Thanks, I am studying the link, but I am afraid that is for very low frequencies limited by default arduino PWM frequency ~490 Hz, my first program post#0 has 720 kHz.

You are confused.

A digital filter is simply a mathematical function that reads numbers in and spits numbers out. The tap coefficients are derived from the required filtering characteristics relative to the assumed data sampling rate. It has absolutely nothing to do with the PWM frequency.

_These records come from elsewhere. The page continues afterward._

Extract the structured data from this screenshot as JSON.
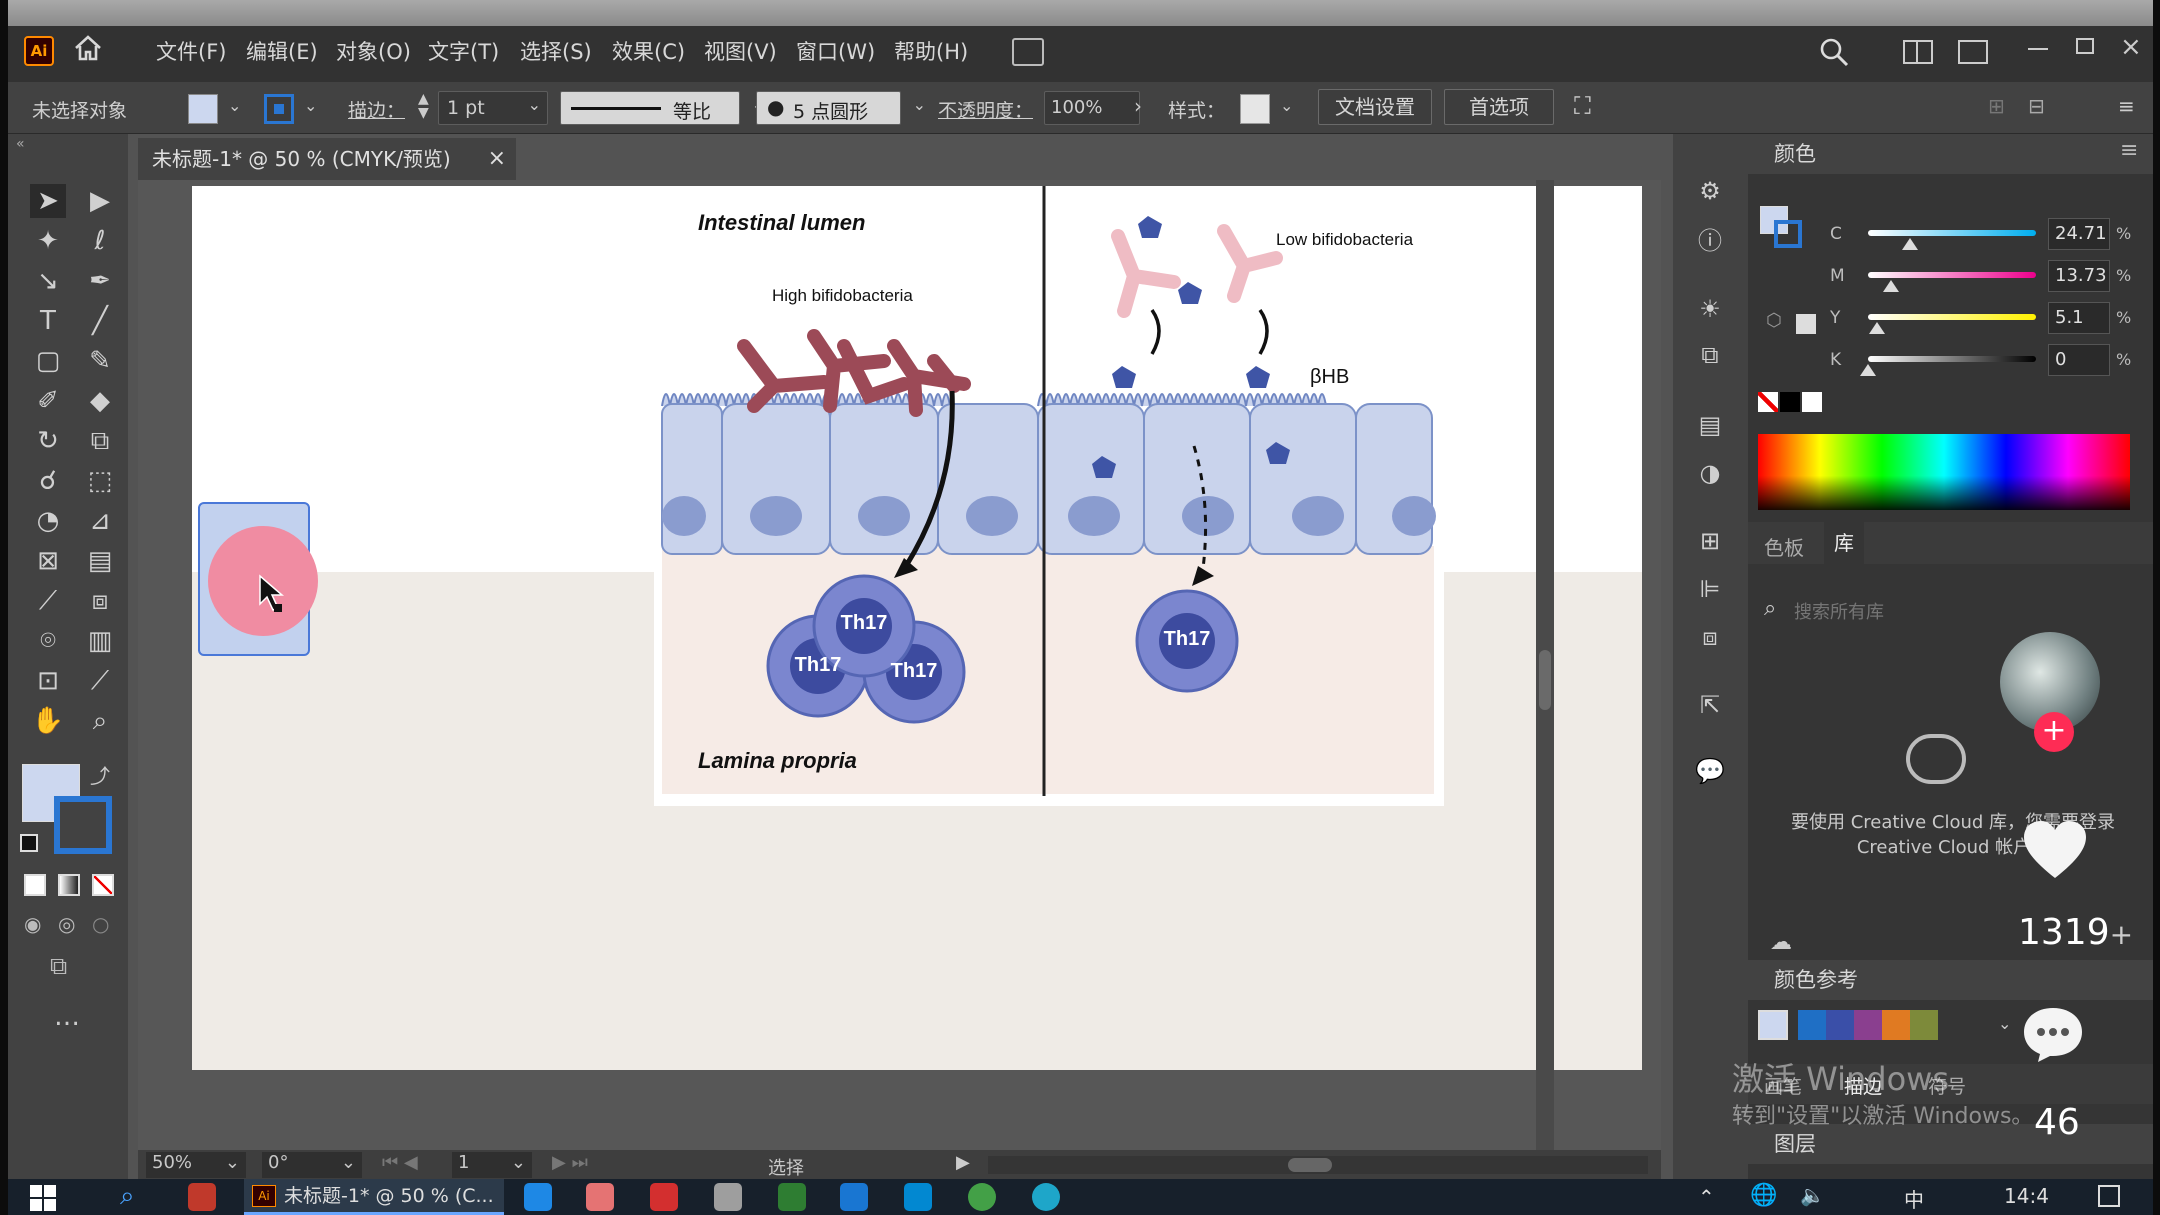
{
  "app": {
    "logo": "Ai",
    "menus": [
      "文件(F)",
      "编辑(E)",
      "对象(O)",
      "文字(T)",
      "选择(S)",
      "效果(C)",
      "视图(V)",
      "窗口(W)",
      "帮助(H)"
    ]
  },
  "control_bar": {
    "selection_label": "未选择对象",
    "stroke_label": "描边：",
    "stroke_value": "1 pt",
    "stroke_profile": "等比",
    "brush_label": "5 点圆形",
    "opacity_label": "不透明度：",
    "opacity_value": "100%",
    "style_label": "样式：",
    "doc_setup_button": "文档设置",
    "prefs_button": "首选项"
  },
  "document": {
    "tab_title": "未标题-1* @ 50 % (CMYK/预览)",
    "tab_close": "×"
  },
  "figure": {
    "top_label": "Intestinal lumen",
    "bottom_label": "Lamina propria",
    "left_condition": "High bifidobacteria",
    "right_condition": "Low bifidobacteria",
    "metabolite": "βHB",
    "cell_label": "Th17"
  },
  "status_bar": {
    "zoom": "50%",
    "rotation": "0°",
    "artboard": "1",
    "tool_status": "选择"
  },
  "color_panel": {
    "title": "颜色",
    "channels": [
      {
        "label": "C",
        "value": "24.71",
        "level": 0.2471,
        "gradient": [
          "#ffffff",
          "#00aeef"
        ]
      },
      {
        "label": "M",
        "value": "13.73",
        "level": 0.1373,
        "gradient": [
          "#ffffff",
          "#ec008c"
        ]
      },
      {
        "label": "Y",
        "value": "5.1",
        "level": 0.051,
        "gradient": [
          "#ffffff",
          "#fff200"
        ]
      },
      {
        "label": "K",
        "value": "0",
        "level": 0,
        "gradient": [
          "#ffffff",
          "#000000"
        ]
      }
    ],
    "percent": "%"
  },
  "library_panel": {
    "tabs": [
      "色板",
      "库"
    ],
    "search_placeholder": "搜索所有库",
    "message": "要使用 Creative Cloud 库，您需要登录 Creative Cloud 帐户。"
  },
  "color_guide": {
    "title": "颜色参考",
    "swatches": [
      "#1f6fc5",
      "#3a4fa8",
      "#8a3f8f",
      "#e07a22",
      "#7d8a3a"
    ]
  },
  "lower_panel": {
    "tabs": [
      "画笔",
      "描边",
      "符号"
    ],
    "layers_title": "图层"
  },
  "overlays": {
    "like_count": "1319",
    "plus": "+",
    "comment_count": "46",
    "activation_title": "激活 Windows",
    "activation_subtitle": "转到\"设置\"以激活 Windows。"
  },
  "taskbar": {
    "app_label": "未标题-1* @ 50 % (C...",
    "ime": "中",
    "clock": "14:4"
  },
  "colors": {
    "accent_pink": "#f08ca2",
    "fill_swatch": "#ccd7ef",
    "stroke_swatch": "#2a76d2",
    "th17_cell": "#6f7cc9",
    "bacteria_high": "#9c4a57",
    "bacteria_low": "#efbcc4",
    "pentagon": "#3f55a6"
  }
}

The code you have is not going to work. It's never going to work. Arduino sketches don't have an explicit main() function. Plus, as I pointed out in Reply #9, this code takes its input from and sends its output to a file system. Unless your data is stored on an SD card, your Arduino doesn't have a file system.

To get anywhere you're going to need to implement a digital filter that takes one input sample at a time, processes it, and gives you one output sample. You might be able to adapt the guts of the firFloat() function that you got from somewhere to do this. Or, use the library I linked in Reply #11. Or, find a different Arduino filter library. But, the path you're currently on is just a waste of time.

#9 - I still there
#11 = #10 , no pins for input or output.
Or, find a different Arduino filter library = I have already done a lot of searching so far no luck.